At that time, it became evident to James that his newfound wealth had placed him in danger.

After numerous run-ins with criminals, his daily concern became, ‘What can I do differently today than I did yesterday to avoid the killer, robber or kidnapper?’

“It was stressful,” he admitted. “Everyone is paranoid. I thought, ‘Wow, I’ve been so lucky.’ Usually people don’t get to tell their stories. I’m telling you, I went through these experiences four or five times.”

A Quiet Life

Two years ago, James packed up his life and moved to the United States, leaving behind his family. In an effort to build a strong foundation in a foreign country, James deemed it necessary to earn an American bachelor’s degree. Searching for options, he learned of NHCC and began attending shortly thereafter.
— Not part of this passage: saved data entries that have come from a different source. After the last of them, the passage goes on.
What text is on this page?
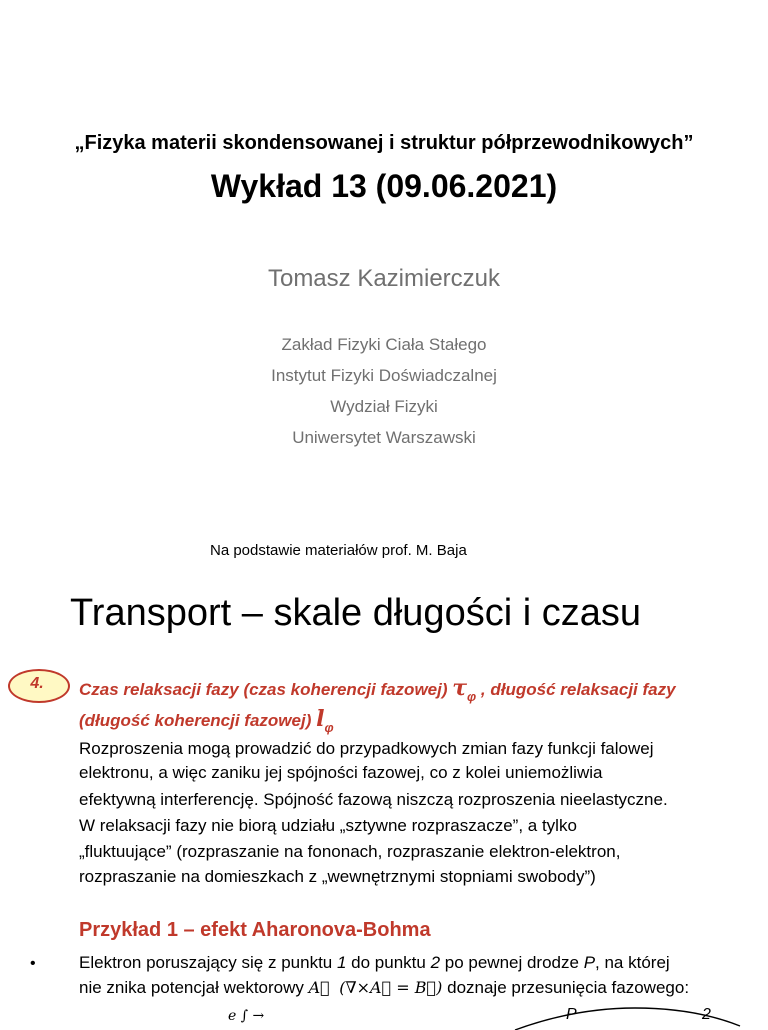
„Fizyka materii skondensowanej i struktur półprzewodnikowych”
Wykład 13 (09.06.2021)
Tomasz Kazimierczuk
Zakład Fizyki Ciała Stałego
Instytut Fizyki Doświadczalnej
Wydział Fizyki
Uniwersytet Warszawski
Na podstawie materiałów prof. M. Baja
Transport – skale długości i czasu
4.	Czas relaksacji fazy (czas koherencji fazowej) $\tau_\varphi$ , długość relaksacji fazy
(długość koherencji fazowej) $l_\varphi$
Rozproszenia mogą prowadzić do przypadkowych zmian fazy funkcji falowej
elektronu, a więc zaniku jej spójności fazowej, co z kolei uniemożliwia
efektywną interferencję. Spójność fazową niszczą rozproszenia nieelastyczne.
W relaksacji fazy nie biorą udziału „sztywne rozpraszacze”, a tylko
„fluktuujące” (rozpraszanie na fononach, rozpraszanie elektron-elektron,
rozpraszanie na domieszkach z „wewnętrznymi stopniami swobody”)
Przykład 1 – efekt Aharonova-Bohma
•	Elektron poruszający się z punktu 1 do punktu 2 po pewnej drodze P, na której
nie znika potencjał wektorowy A⃗ (∇×A⃗ = B⃗) doznaje przesunięcia fazowego:
e ∫ →	P	2
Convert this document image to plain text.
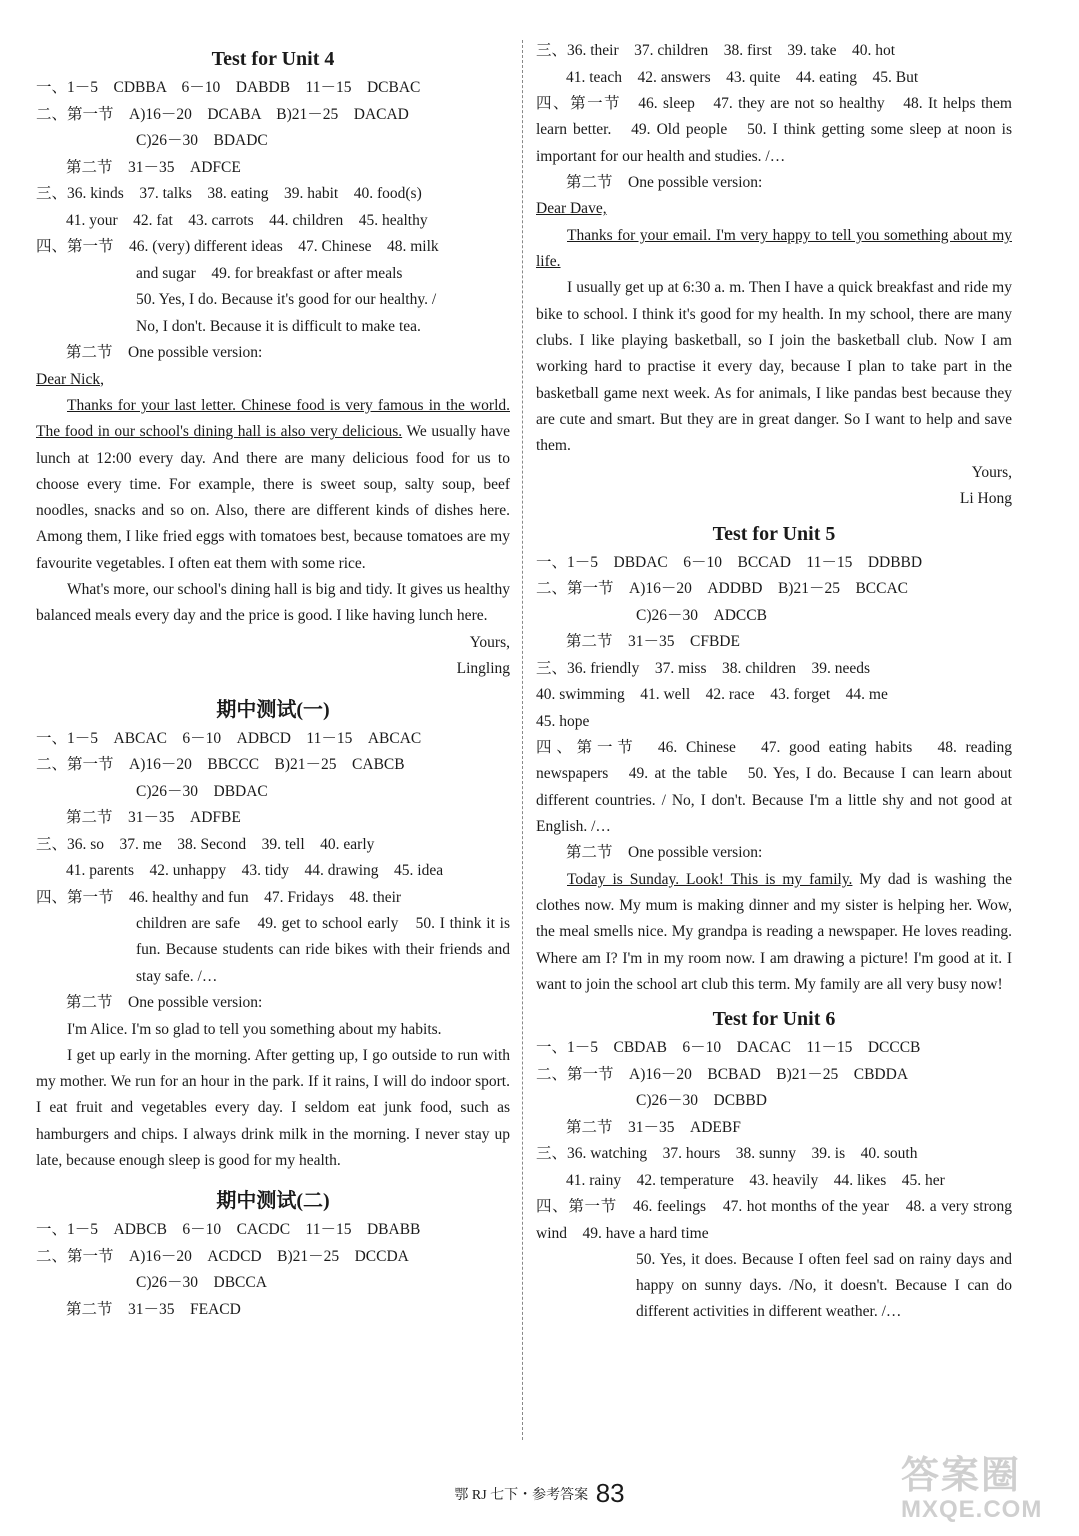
Test for Unit 4
一、1－5　CDBBA　6－10　DABDB　11－15　DCBAC
二、第一节　A)16－20　DCABA　B)21－25　DACAD
C)26－30　BDADC
第二节　31－35　ADFCE
三、36. kinds　37. talks　38. eating　39. habit　40. food(s)
41. your　42. fat　43. carrots　44. children　45. healthy
四、第一节　46. (very) different ideas　47. Chinese　48. milk
and sugar　49. for breakfast or after meals
50. Yes, I do. Because it's good for our healthy. /
No, I don't. Because it is difficult to make tea.
第二节　One possible version:
Dear Nick,
Thanks for your last letter. Chinese food is very famous in the world. The food in our school's dining hall is also very delicious. We usually have lunch at 12:00 every day. And there are many delicious food for us to choose every time. For example, there is sweet soup, salty soup, beef noodles, snacks and so on. Also, there are different kinds of dishes here. Among them, I like fried eggs with tomatoes best, because tomatoes are my favourite vegetables. I often eat them with some rice.
What's more, our school's dining hall is big and tidy. It gives us healthy balanced meals every day and the price is good. I like having lunch here.
Yours,
Lingling
期中测试(一)
一、1－5　ABCAC　6－10　ADBCD　11－15　ABCAC
二、第一节　A)16－20　BBCCC　B)21－25　CABCB
C)26－30　DBDAC
第二节　31－35　ADFBE
三、36. so　37. me　38. Second　39. tell　40. early
41. parents　42. unhappy　43. tidy　44. drawing　45. idea
四、第一节　46. healthy and fun　47. Fridays　48. their
children are safe　49. get to school early　50. I think it is fun. Because students can ride bikes with their friends and stay safe. /…
第二节　One possible version:
I'm Alice. I'm so glad to tell you something about my habits.
I get up early in the morning. After getting up, I go outside to run with my mother. We run for an hour in the park. If it rains, I will do indoor sport. I eat fruit and vegetables every day. I seldom eat junk food, such as hamburgers and chips. I always drink milk in the morning. I never stay up late, because enough sleep is good for my health.
期中测试(二)
一、1－5　ADBCB　6－10　CACDC　11－15　DBABB
二、第一节　A)16－20　ACDCD　B)21－25　DCCDA
C)26－30　DBCCA
第二节　31－35　FEACD
三、36. their　37. children　38. first　39. take　40. hot
41. teach　42. answers　43. quite　44. eating　45. But
四、第一节　46. sleep　47. they are not so healthy　48. It helps them learn better.　49. Old people　50. I think getting some sleep at noon is important for our health and studies. /…
第二节　One possible version:
Dear Dave,
Thanks for your email. I'm very happy to tell you something about my life.
I usually get up at 6:30 a. m. Then I have a quick breakfast and ride my bike to school. I think it's good for my health. In my school, there are many clubs. I like playing basketball, so I join the basketball club. Now I am working hard to practise it every day, because I plan to take part in the basketball game next week. As for animals, I like pandas best because they are cute and smart. But they are in great danger. So I want to help and save them.
Yours,
Li Hong
Test for Unit 5
一、1－5　DBDAC　6－10　BCCAD　11－15　DDBBD
二、第一节　A)16－20　ADDBD　B)21－25　BCCAC
C)26－30　ADCCB
第二节　31－35　CFBDE
三、36. friendly　37. miss　38. children　39. needs
40. swimming　41. well　42. race　43. forget　44. me
45. hope
四、第一节　46. Chinese　47. good eating habits　48. reading newspapers　49. at the table　50. Yes, I do. Because I can learn about different countries. / No, I don't. Because I'm a little shy and not good at English. /…
第二节　One possible version:
Today is Sunday. Look! This is my family. My dad is washing the clothes now. My mum is making dinner and my sister is helping her. Wow, the meal smells nice. My grandpa is reading a newspaper. He loves reading. Where am I? I'm in my room now. I am drawing a picture! I'm good at it. I want to join the school art club this term. My family are all very busy now!
Test for Unit 6
一、1－5　CBDAB　6－10　DACAC　11－15　DCCCB
二、第一节　A)16－20　BCBAD　B)21－25　CBDDA
C)26－30　DCBBD
第二节　31－35　ADEBF
三、36. watching　37. hours　38. sunny　39. is　40. south
41. rainy　42. temperature　43. heavily　44. likes　45. her
四、第一节　46. feelings　47. hot months of the year　48. a very strong wind　49. have a hard time
50. Yes, it does. Because I often feel sad on rainy days and happy on sunny days. /No, it doesn't. Because I can do different activities in different weather. /…
鄂 RJ 七下・参考答案 83	答案圈
MXQE.COM
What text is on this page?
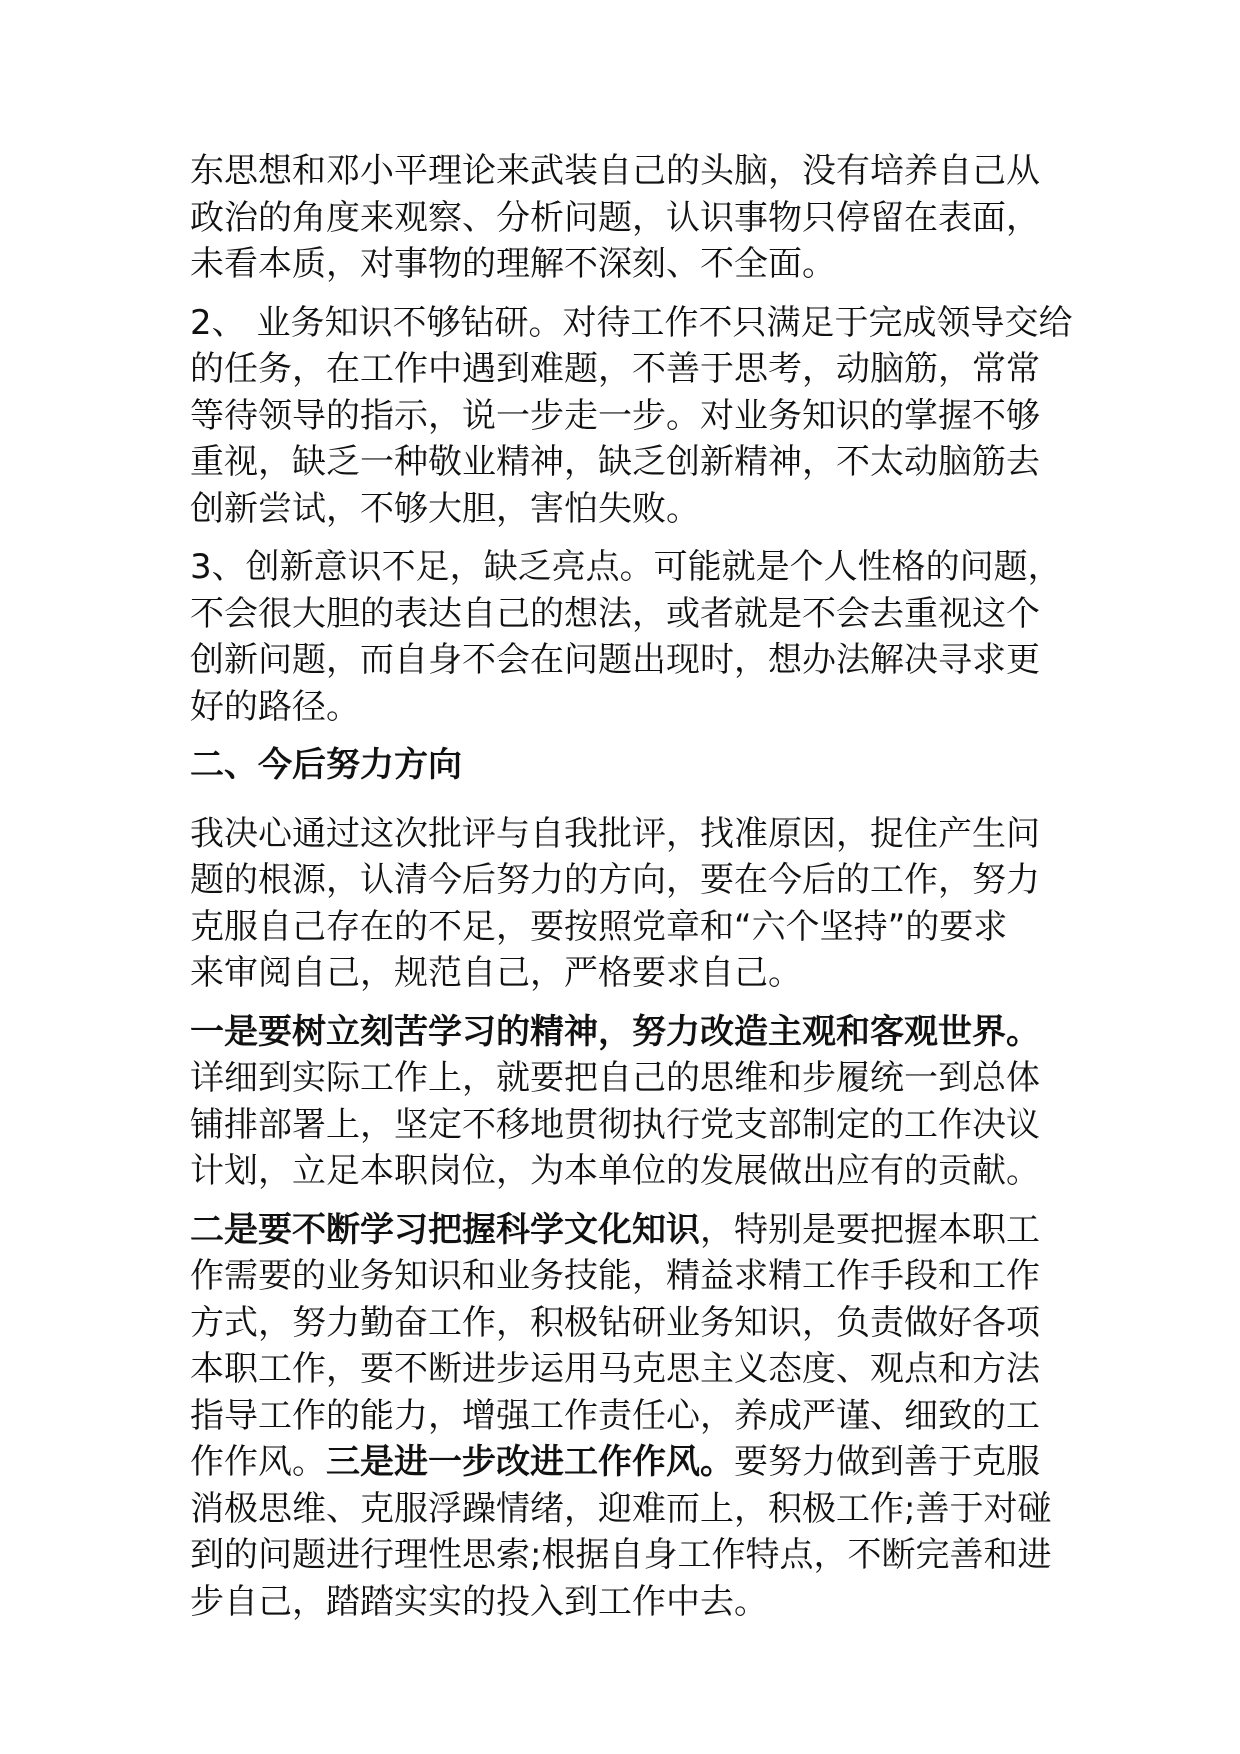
东思想和邓小平理论来武装自己的头脑，没有培养自己从
政治的角度来观察、分析问题，认识事物只停留在表面，
未看本质，对事物的理解不深刻、不全面。

2、 业务知识不够钻研。对待工作不只满足于完成领导交给
的任务，在工作中遇到难题，不善于思考，动脑筋，常常
等待领导的指示，说一步走一步。对业务知识的掌握不够
重视，缺乏一种敬业精神，缺乏创新精神，不太动脑筋去
创新尝试，不够大胆，害怕失败。

3、创新意识不足，缺乏亮点。可能就是个人性格的问题，
不会很大胆的表达自己的想法，或者就是不会去重视这个
创新问题，而自身不会在问题出现时，想办法解决寻求更
好的路径。

二、今后努力方向

我决心通过这次批评与自我批评，找准原因，捉住产生问
题的根源，认清今后努力的方向，要在今后的工作，努力
克服自己存在的不足，要按照党章和“六个坚持”的要求
来审阅自己，规范自己，严格要求自己。

一是要树立刻苦学习的精神，努力改造主观和客观世界。
详细到实际工作上，就要把自己的思维和步履统一到总体
铺排部署上，坚定不移地贯彻执行党支部制定的工作决议
计划，立足本职岗位，为本单位的发展做出应有的贡献。

二是要不断学习把握科学文化知识，特别是要把握本职工
作需要的业务知识和业务技能，精益求精工作手段和工作
方式，努力勤奋工作，积极钻研业务知识，负责做好各项
本职工作，要不断进步运用马克思主义态度、观点和方法
指导工作的能力，增强工作责任心，养成严谨、细致的工
作作风。三是进一步改进工作作风。要努力做到善于克服
消极思维、克服浮躁情绪，迎难而上，积极工作;善于对碰
到的问题进行理性思索;根据自身工作特点，不断完善和进
步自己，踏踏实实的投入到工作中去。
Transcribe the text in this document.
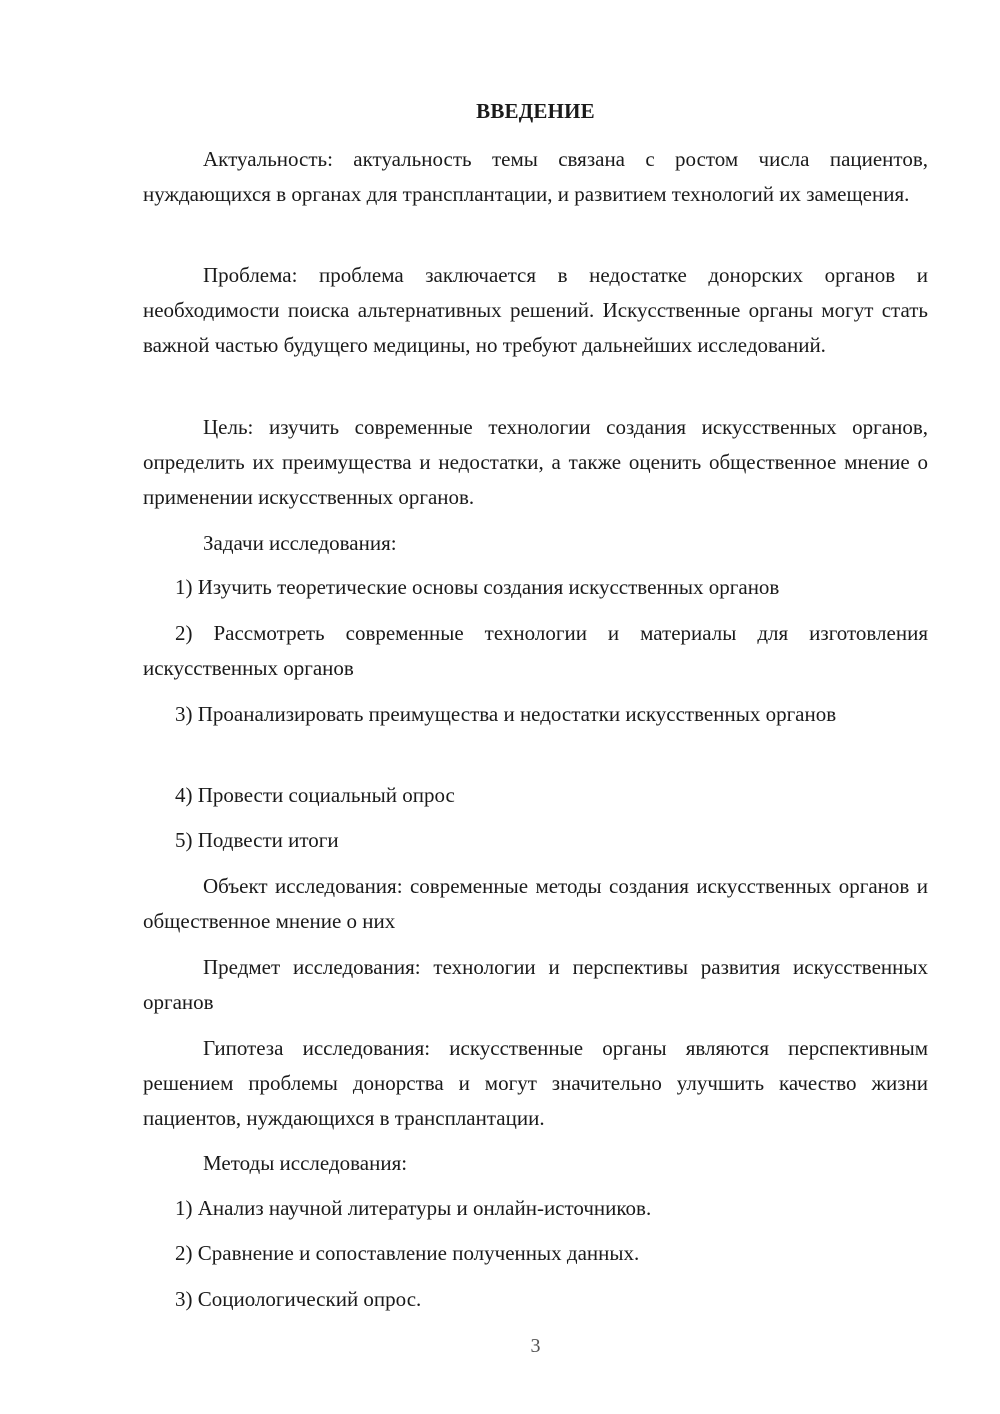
ВВЕДЕНИЕ

Актуальность: актуальность темы связана с ростом числа пациентов, нуждающихся в органах для трансплантации, и развитием технологий их замещения.

Проблема: проблема заключается в недостатке донорских органов и необходимости поиска альтернативных решений. Искусственные органы могут стать важной частью будущего медицины, но требуют дальнейших исследований.

Цель: изучить современные технологии создания искусственных органов, определить их преимущества и недостатки, а также оценить общественное мнение о применении искусственных органов.

Задачи исследования:

1) Изучить теоретические основы создания искусственных органов

2) Рассмотреть современные технологии и материалы для изготовления искусственных органов

3) Проанализировать преимущества и недостатки искусственных органов

4) Провести социальный опрос

5) Подвести итоги

Объект исследования: современные методы создания искусственных органов и общественное мнение о них

Предмет исследования: технологии и перспективы развития искусственных органов

Гипотеза исследования: искусственные органы являются перспективным решением проблемы донорства и могут значительно улучшить качество жизни пациентов, нуждающихся в трансплантации.

Методы исследования:

1) Анализ научной литературы и онлайн-источников.

2) Сравнение и сопоставление полученных данных.

3) Социологический опрос.

3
During his first year, James learned of his father’s passing. Like his brother, he was murdered by gangsters, however, this time it happened eight hours from the city. The news made his transition that much harder. But, James persevered. In the fall, James was awarded a scholarship from the NHCC Foundation, which has provided him a breath of fresh air.

“Things are difficult as an international student,” he said. “I have my savings and no help from my country because my dad passed away. Having economic help is super helpful. It’s comforting knowing this semester will be easier. James will be graduating from NHCC at the end of fall semester. He is a straight A student, who has yet to succumb to any obstacle he faces.